Il la regarda sans comprendre où elle voulait en venir.
... – Pourquoi tu ne m'as rien dit pour Logan?
Il leva les yeux vers Veronica et grimaça. Doucement il passa sa main sur son menton.
ELI - Parce que tu n'es pas censée savoir!
VERONICA – Et...
ELI – Comment tu sais?
Elle sourit. Avec le temps il jouait au même jeu qu'elle. Il lui rendit son sourire.
VERONICA – Logan n'a pas vidé ses poubelles avant de mettre les voiles, tu pourras lui notifier.
ELI – Tu as... Non mais c'est pas vrai V. là tu dépasses...
VERONICA – Dick! C'est Dick qui les a trouvées!
ELI – Je comprends mieux!
VERONICA – Qu'y avait-il dans cette lettre Weevil?

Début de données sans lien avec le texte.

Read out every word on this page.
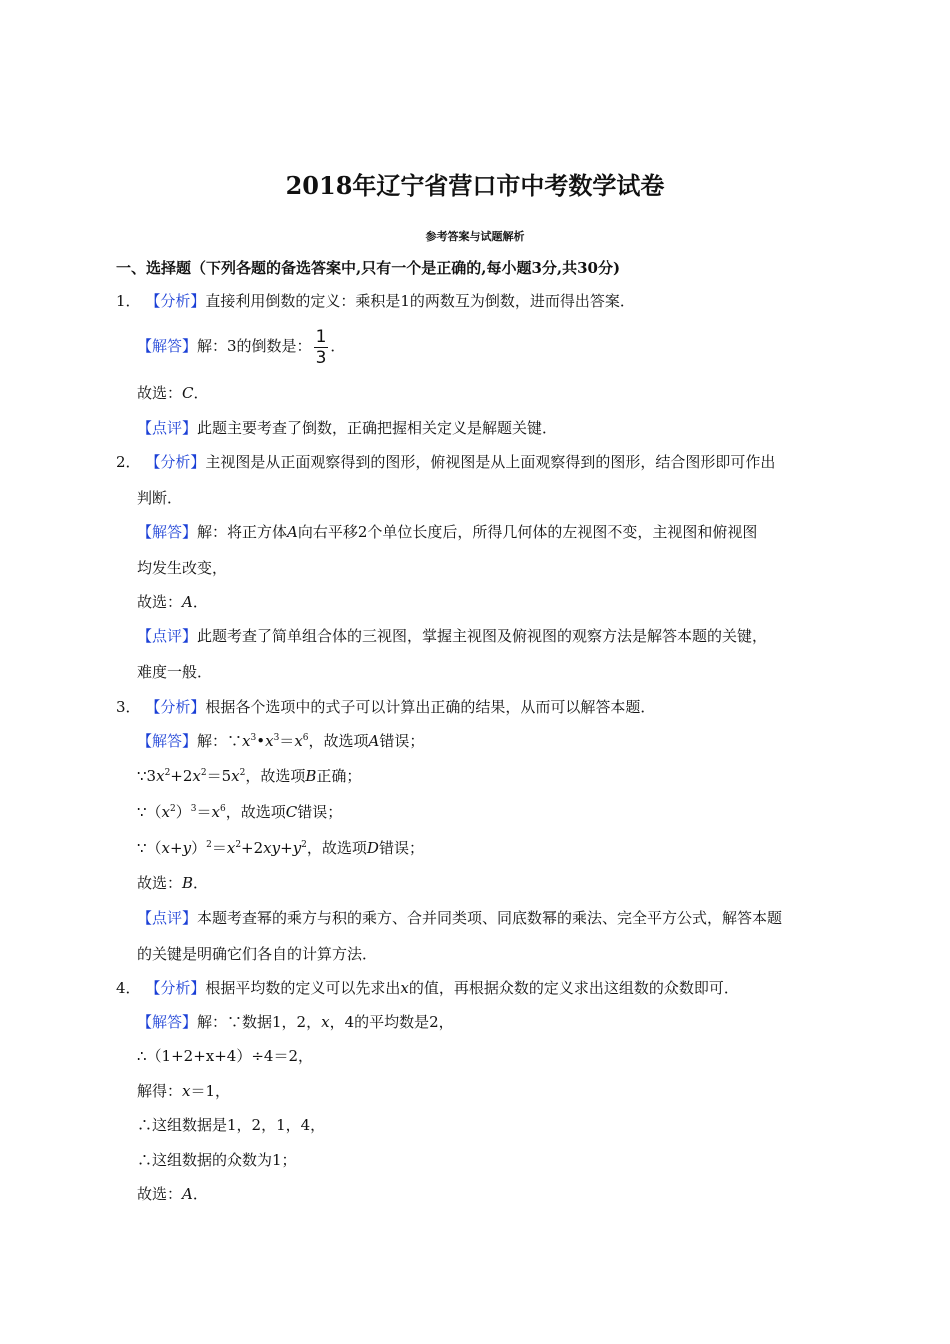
2018年辽宁省营口市中考数学试卷
参考答案与试题解析
一、选择题（下列各题的备选答案中,只有一个是正确的,每小题3分,共30分)
1． 【分析】直接利用倒数的定义：乘积是1的两数互为倒数，进而得出答案．
【解答】解：3的倒数是： $\frac{1}{3}$ ．
故选：C．
【点评】此题主要考查了倒数，正确把握相关定义是解题关键．
2． 【分析】主视图是从正面观察得到的图形，俯视图是从上面观察得到的图形，结合图形即可作出
判断．
【解答】解：将正方体A向右平移2个单位长度后，所得几何体的左视图不变，主视图和俯视图
均发生改变，
故选：A．
【点评】此题考查了简单组合体的三视图，掌握主视图及俯视图的观察方法是解答本题的关键，
难度一般．
3． 【分析】根据各个选项中的式子可以计算出正确的结果，从而可以解答本题．
【解答】解：$\because x^3•x^3=x^6$，故选项A错误；
$\because 3x^2+2x^2=5x^2$，故选项B正确；
$\because(x^2)^3=x^6$，故选项C错误；
$\because(x+y)^2=x^2+2xy+y^2$，故选项D错误；
故选：B．
【点评】本题考查幂的乘方与积的乘方、合并同类项、同底数幂的乘法、完全平方公式，解答本题
的关键是明确它们各自的计算方法．
4． 【分析】根据平均数的定义可以先求出x的值，再根据众数的定义求出这组数的众数即可．
【解答】解：∵数据1，2，x，4的平均数是2，
∴（1+2+x+4）÷4＝2，
解得：x＝1，
∴这组数据是1，2，1，4，
∴这组数据的众数为1；
故选：A．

ELI – Il a promis ma mort si je te la montre!
Veronica le regarda avec un petit sourire en coin.
ELI – Tu me diras, j'ai pas peur de lui.
Il lui tendit l'enveloppe.
Avant de parcourir la lettre, elle leva les yeux vers lui, avec un sourire.
VERONICA – Depuis quand vous êtes copains? Pour ne pas que je sache?
ELI – Parce que pour une fois il avait l'air sérieux!
Le regard de V s'assombrit. Et si Dick disait vrai?
Quelque part dans San Francisco
Logan sortit de la salle de bain, une serviette autour de la taille. Il s'allongea sur le lit, les bras derrière la tête. Eva avait sans doute raison. Passer à autre chose sans alcool, sans fête et sans sexe c'était autre chose. Mais au moins ça marchait.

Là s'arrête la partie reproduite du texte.